As for Denise’s dissatisfactions, he continues his injured musing:
“She had a fulfilling career and a child. I knew she resented the way I could pick up my book and leave at the end of an evening; yet she saw as much of me as many a wife, say, of a long-distance lorry driver; had good holidays; and she didn’t have to feed me or wash my socks.”
This is so absurd that it sounds like self-parody. I don’t think it is; nor do I think that Thomas is really oblivious to how awful he sounds. I think he is stripping himself with a vengeance, stressing his awfulness and perhaps, as if one of his fictional characters, touching it up.
He tells of seducing one of his students when Maureen is away at his aunt’s funeral. He tells of being admonished twice by a Minnesota dean for sleeping with co-eds.
And he tells of standing behind a young woman who is doing his wife’s hair, and surreptitiously fondling her, while all three watch televised accounts of President Kennedy’s death. That’s Eros and Thanatos enough for anyone.
It is extravagant and often grisly; this self-display or self-invention. Yet the wildness can become touching, because Thomas has a poet’s mind, even if his finest poetry is found in the satiric wit, the prophecy, and the hallucinations of his novels.
Even so, there are some splendid passages. His account of his father’s slow death after an apparently routine prostate operation is a vivid picture of the sadness of disintegration. His account of his own hideous kidney stone operation--another linkage--is chilling.
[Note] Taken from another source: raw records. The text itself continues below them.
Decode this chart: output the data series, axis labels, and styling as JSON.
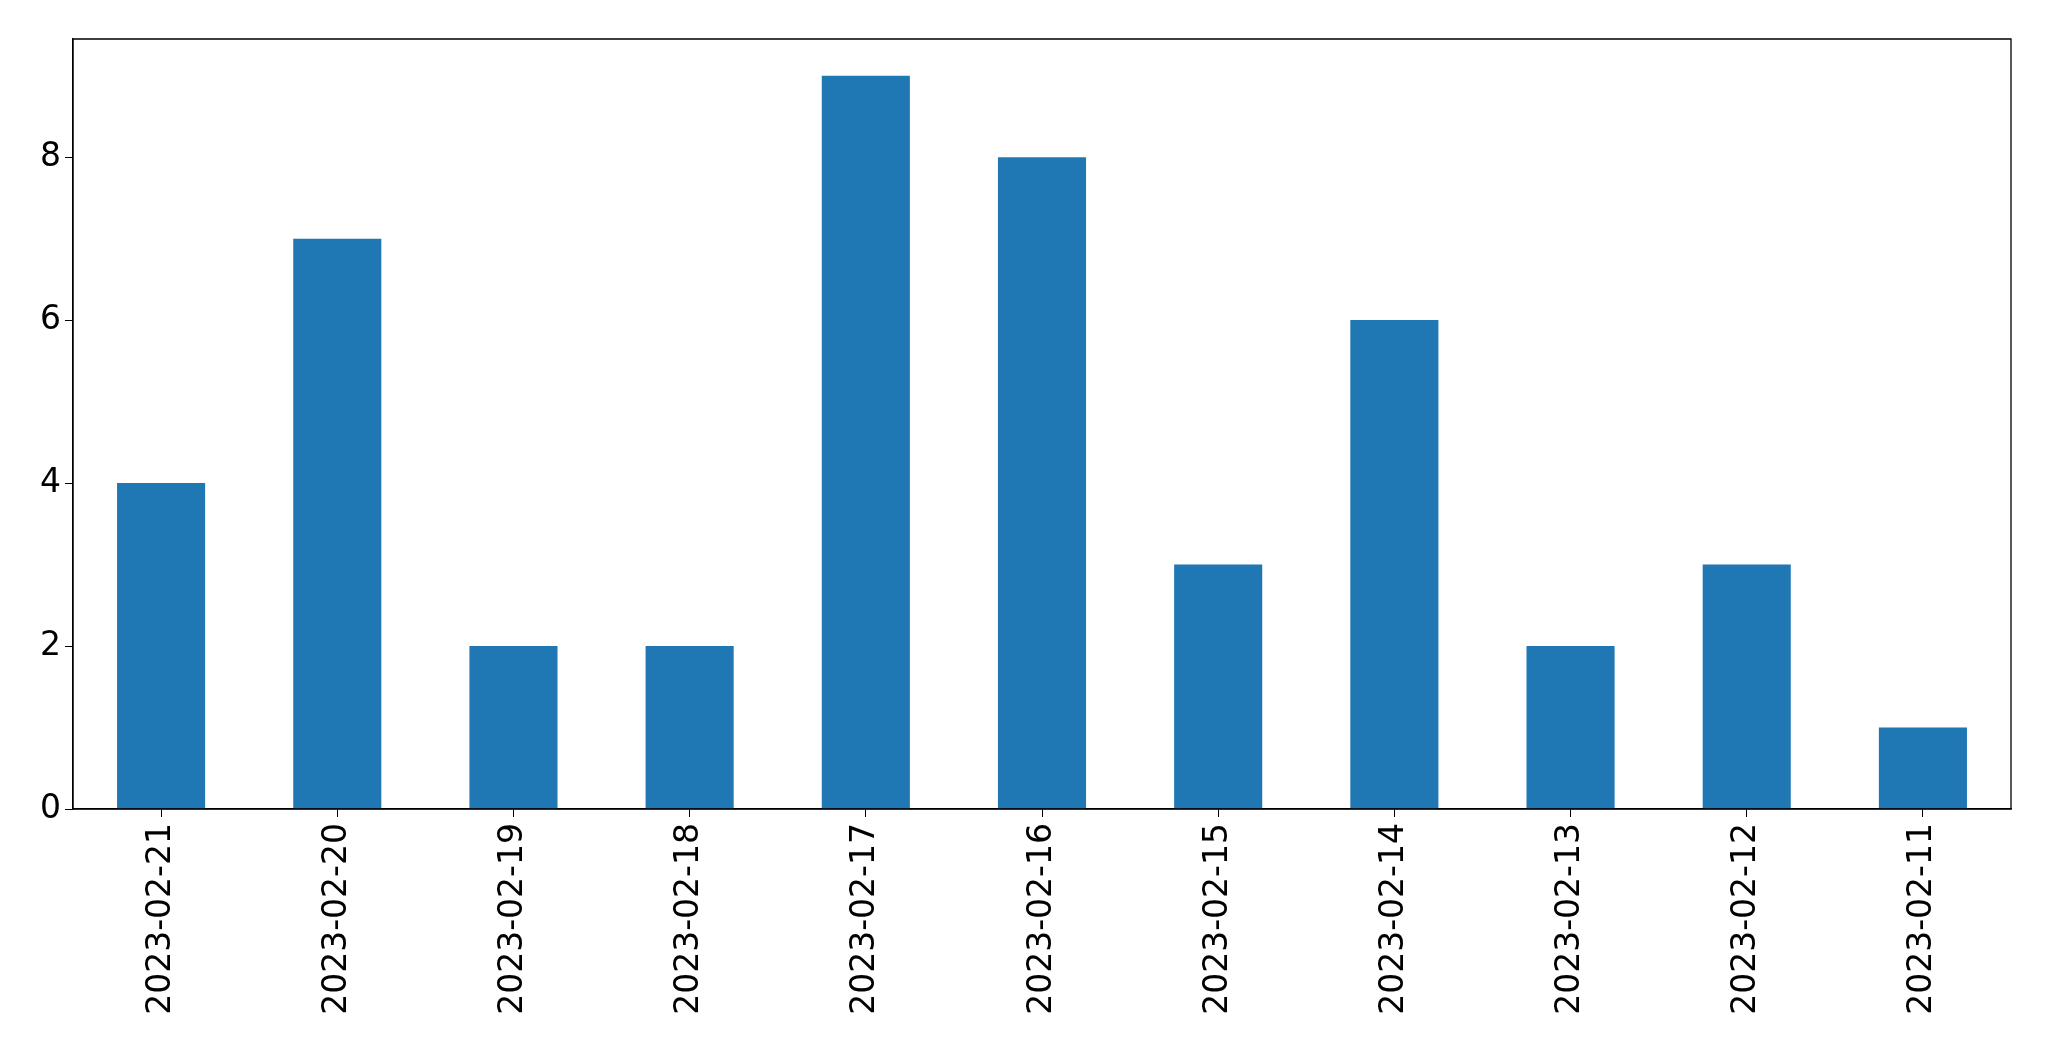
{
  "chart_data": {
    "type": "bar",
    "categories": [
      "2023-02-21",
      "2023-02-20",
      "2023-02-19",
      "2023-02-18",
      "2023-02-17",
      "2023-02-16",
      "2023-02-15",
      "2023-02-14",
      "2023-02-13",
      "2023-02-12",
      "2023-02-11"
    ],
    "values": [
      4,
      7,
      2,
      2,
      9,
      8,
      3,
      6,
      2,
      3,
      1
    ],
    "color": "#1f77b4",
    "ylim": [
      0,
      9.45
    ],
    "yticks": [
      0,
      2,
      4,
      6,
      8
    ],
    "grid": false,
    "legend": false
  }
}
And there are interesting accounts of working on his novels. “Hotel” came almost in a rush; “Ararat” and “Swallow” were harder; “Sphinx” was much harder. There was a fourth novel; technically, the series was a quartet, not a trio. But “Summit” is so inferior that perhaps it will disappear. Here is Thomas’ own brutal account of writing it:
“ ‘Writing,’ though, doesn’t seem the right word: I’m typing it with a kind of dementia. It’s crude, over-the-top stuff, akin to my feelings; I can’t stop for thought, for revision; the subtleties of a novel are now beyond me.” And he adds, in a kind of incandescent dismay: “I’m like a frenzied Improvisatore on a stage, gabbling into the darkness.”